Cost is where Intel gains its strongest headline advantage. Wccftech notes that the Arc Pro B70 32 GB has been listed at around 999.99 USD at Newegg, while RTX 5090D and RTX 4090D cards can sell for far higher prices in China due to supply restrictions, export limitations, and GPU shortages. Tom’s Hardware previously reported that Intel positioned the Arc Pro B70 around a 949 USD starting price, placing it far below many high end NVIDIA options for users who mainly need VRAM dense local AI capability rather than the full NVIDIA ecosystem.
Intel’s latest Arc Pro driver lets users allocate up to 93% of system memory to built in Arc Pro GPUs for wider AI LLM support.
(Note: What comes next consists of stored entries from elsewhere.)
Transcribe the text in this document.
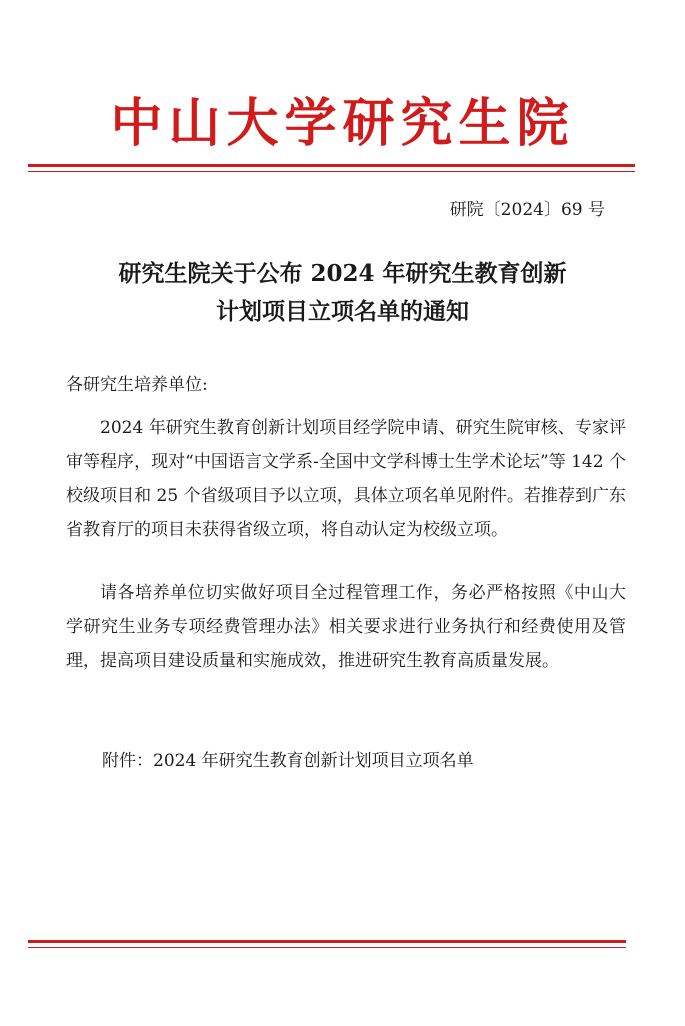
中山大学研究生院
研院〔2024〕69 号
研究生院关于公布 2024 年研究生教育创新
计划项目立项名单的通知
各研究生培养单位:

2024 年研究生教育创新计划项目经学院申请、研究生院审核、专家评审等程序，现对“中国语言文学系-全国中文学科博士生学术论坛”等 142 个校级项目和 25 个省级项目予以立项，具体立项名单见附件。若推荐到广东省教育厅的项目未获得省级立项，将自动认定为校级立项。

请各培养单位切实做好项目全过程管理工作，务必严格按照《中山大学研究生业务专项经费管理办法》相关要求进行业务执行和经费使用及管理，提高项目建设质量和实施成效，推进研究生教育高质量发展。

附件：2024 年研究生教育创新计划项目立项名单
That driver update focused on integrated Arc Pro graphics, but the strategy is similar. Intel wants Arc Pro to become more relevant for AI developers, local model testing, small workstation deployments, and memory heavy inference workflows.
That is why the Arc Pro B70 result should be read carefully. It does not mean Intel has broadly beaten NVIDIA in AI. It means Intel has found a very compelling pocket of the market where 32 GB of VRAM, FP16 acceleration, multi GPU scaling, and lower card cost can deliver strong practical results. For local inference labs, developers, smaller AI startups, and workstation users experimenting with LLMs, that is still meaningful.
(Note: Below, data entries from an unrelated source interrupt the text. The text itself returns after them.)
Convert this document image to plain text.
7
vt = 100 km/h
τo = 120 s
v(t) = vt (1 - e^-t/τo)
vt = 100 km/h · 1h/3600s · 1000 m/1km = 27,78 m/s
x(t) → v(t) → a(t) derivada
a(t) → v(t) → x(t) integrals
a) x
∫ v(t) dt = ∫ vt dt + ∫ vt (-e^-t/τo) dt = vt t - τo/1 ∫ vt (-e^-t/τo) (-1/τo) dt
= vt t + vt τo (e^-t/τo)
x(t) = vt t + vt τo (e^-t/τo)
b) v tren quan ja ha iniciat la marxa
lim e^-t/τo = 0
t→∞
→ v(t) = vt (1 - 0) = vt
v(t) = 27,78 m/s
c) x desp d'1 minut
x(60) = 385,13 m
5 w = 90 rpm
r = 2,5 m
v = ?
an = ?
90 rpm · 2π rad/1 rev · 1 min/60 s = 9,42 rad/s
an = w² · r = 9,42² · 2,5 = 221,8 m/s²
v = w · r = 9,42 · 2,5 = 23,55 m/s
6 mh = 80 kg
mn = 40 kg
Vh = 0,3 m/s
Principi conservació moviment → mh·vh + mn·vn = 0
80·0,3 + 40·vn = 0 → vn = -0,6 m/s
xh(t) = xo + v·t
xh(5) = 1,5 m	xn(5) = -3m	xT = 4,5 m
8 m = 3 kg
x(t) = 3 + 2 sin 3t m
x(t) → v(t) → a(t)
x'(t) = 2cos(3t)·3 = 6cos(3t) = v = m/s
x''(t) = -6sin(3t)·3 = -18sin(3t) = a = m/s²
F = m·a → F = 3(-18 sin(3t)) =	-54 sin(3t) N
Intel Arc Pro B70 is not trying to beat RTX 5090D as a gaming flagship, and that is exactly why this result is interesting. Intel is attacking a more practical AI gap. Many users do not need the absolute fastest GPU in every benchmark. They need enough memory, enough throughput, stable software, and a price that does not destroy the entire workstation budget.
The B70’s 32 GB memory pool gives it a real advantage in local AI workloads where model size, context length, and concurrency are the bottlenecks. Once multiple users or agents are running at the same time, memory capacity becomes more than a spec sheet number. It becomes the difference between smooth scaling and performance collapse.
The caution is software maturity. NVIDIA still has the better ecosystem for production AI, and that matters for teams deploying real services rather than running controlled benchmarks. Intel needs oneAPI, OpenVINO, PyTorch support, driver stability, and framework compatibility to keep improving if it wants Arc Pro to become a serious AI workstation alternative.
Still, this is a strong signal. The AI hardware market is no longer only about the most expensive accelerator. Tokens per dollar, VRAM per dollar, and local deployment flexibility are becoming major buying criteria. In that specific lane, Intel’s Arc Pro B70 may be one of the most disruptive cards available right now.
Would you choose 4 Intel Arc Pro B70 GPUs for a local AI workstation, or would you still pay more for NVIDIA because of CUDA and its software ecosystem?